Après être partie en Indonésie avec mon ainée, était venu le temps pour la cadette de choisir sa destination pour un voyage en duo avec sa maman. Elle n'hésita pas longtemps avant de proposer l'Ecosse. C'est ainsi que nous nous levons ce mercredi à 3h15 du matin pour un décollage à 6h10 de Lyon.
En plein vol de nuit, Saturne se révèle à nous. Au simple zoom x4, nous avons pu visualiser ses anneaux, ne laissant aucun doute sur l’identité de cette "étoile" si lumineuse à côté de la lune si souriante. Après 1h30 de vol, nous faisons une escale à Amsterdam. Puis destination finale, Inverness, au nord de l'Ecosse.
Nous atterrissons sans encombre à 10h20 sous un soleil timide mais présent ! Les bagages repris, nous allons récupérer notre voiture de location dans le hall de l'aéroport. Trois personnes devant nous, nous attendons, impatientes de commencer notre road trip. Arrive enfin notre tour. A quel nom et permis de conduire. OUAH, l'accent écossais n'est pas une légende ! Bon de toute façon, j'ai tous les papiers, ça ne va être qu'une formalité. Je suis passée par une centrale de réservation sur internet pour que tout soit écrit en français et que je comprenne bien. J'ai pris une assurance complète pour la première fois, on ne sait jamais, je n'ai jamais conduit à gauche. Mais alors pourquoi le dame fronce les sourcils ...

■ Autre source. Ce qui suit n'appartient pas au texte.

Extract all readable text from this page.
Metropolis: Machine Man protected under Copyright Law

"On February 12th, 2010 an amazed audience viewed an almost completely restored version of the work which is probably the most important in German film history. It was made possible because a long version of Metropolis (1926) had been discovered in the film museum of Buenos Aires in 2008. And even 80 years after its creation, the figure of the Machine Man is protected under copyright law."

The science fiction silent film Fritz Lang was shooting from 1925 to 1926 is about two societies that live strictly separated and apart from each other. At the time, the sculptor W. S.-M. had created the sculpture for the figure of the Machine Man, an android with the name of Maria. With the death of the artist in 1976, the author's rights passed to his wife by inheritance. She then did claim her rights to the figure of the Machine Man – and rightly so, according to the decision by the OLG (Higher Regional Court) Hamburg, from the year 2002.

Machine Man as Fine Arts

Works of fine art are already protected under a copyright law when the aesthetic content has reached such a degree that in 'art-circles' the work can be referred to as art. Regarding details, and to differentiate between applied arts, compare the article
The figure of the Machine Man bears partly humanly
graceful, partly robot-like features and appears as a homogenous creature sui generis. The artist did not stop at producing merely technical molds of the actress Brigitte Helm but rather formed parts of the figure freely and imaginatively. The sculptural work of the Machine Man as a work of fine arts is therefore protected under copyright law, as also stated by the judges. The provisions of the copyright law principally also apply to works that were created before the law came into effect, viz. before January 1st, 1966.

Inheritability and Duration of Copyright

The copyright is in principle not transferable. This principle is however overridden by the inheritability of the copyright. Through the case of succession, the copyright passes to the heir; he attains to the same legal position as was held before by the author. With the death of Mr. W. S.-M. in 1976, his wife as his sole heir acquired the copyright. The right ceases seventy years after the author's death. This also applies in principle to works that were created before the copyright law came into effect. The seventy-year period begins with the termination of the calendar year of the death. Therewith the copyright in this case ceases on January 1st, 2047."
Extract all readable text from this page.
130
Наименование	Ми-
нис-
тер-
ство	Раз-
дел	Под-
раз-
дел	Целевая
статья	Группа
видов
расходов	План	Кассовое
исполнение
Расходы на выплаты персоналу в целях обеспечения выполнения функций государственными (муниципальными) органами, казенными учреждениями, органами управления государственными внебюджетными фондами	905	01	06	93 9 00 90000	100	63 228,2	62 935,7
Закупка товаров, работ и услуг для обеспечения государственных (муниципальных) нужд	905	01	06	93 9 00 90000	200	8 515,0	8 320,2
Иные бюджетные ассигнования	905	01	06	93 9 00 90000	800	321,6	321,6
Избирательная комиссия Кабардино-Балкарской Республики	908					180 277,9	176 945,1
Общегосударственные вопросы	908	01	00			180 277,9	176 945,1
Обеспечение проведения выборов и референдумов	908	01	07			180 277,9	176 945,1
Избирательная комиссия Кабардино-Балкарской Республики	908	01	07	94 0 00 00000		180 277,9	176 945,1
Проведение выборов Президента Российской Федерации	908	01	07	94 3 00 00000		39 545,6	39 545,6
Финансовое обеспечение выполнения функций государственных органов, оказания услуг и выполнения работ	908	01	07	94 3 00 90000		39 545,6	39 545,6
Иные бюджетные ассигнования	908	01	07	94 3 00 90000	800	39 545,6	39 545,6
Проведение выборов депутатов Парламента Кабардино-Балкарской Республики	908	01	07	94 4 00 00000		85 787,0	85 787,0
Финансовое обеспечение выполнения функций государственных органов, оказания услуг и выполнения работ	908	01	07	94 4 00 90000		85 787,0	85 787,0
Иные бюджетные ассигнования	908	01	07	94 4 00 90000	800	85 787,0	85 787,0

Ce n'est pas le même nom... Je regarde : Ah ba oui, j'ai réservé avec mon nom marital. je suis mariée depuis 16 ans, c'est mon nom quoi ! Mon permis est à mon nom de jeune fille, je l'ai passé il y a plus de 20 ans, je n'étais pas mariée. Mais regardez, sur le passeport, il y a les 2 noms : nom de jeune fille et nom marital. Non non non, je ne peux pas vous laisser la voiture, c'est pas le même nom. Vous devez annuler votre réservation et en refaire une autre. Hein ??? Mais je n'ai pas de connexion internet, vous ne pouvez pas le faire ? Non non non, vous voyez avec votre centrale de réservation. Et elle prend le client d'après.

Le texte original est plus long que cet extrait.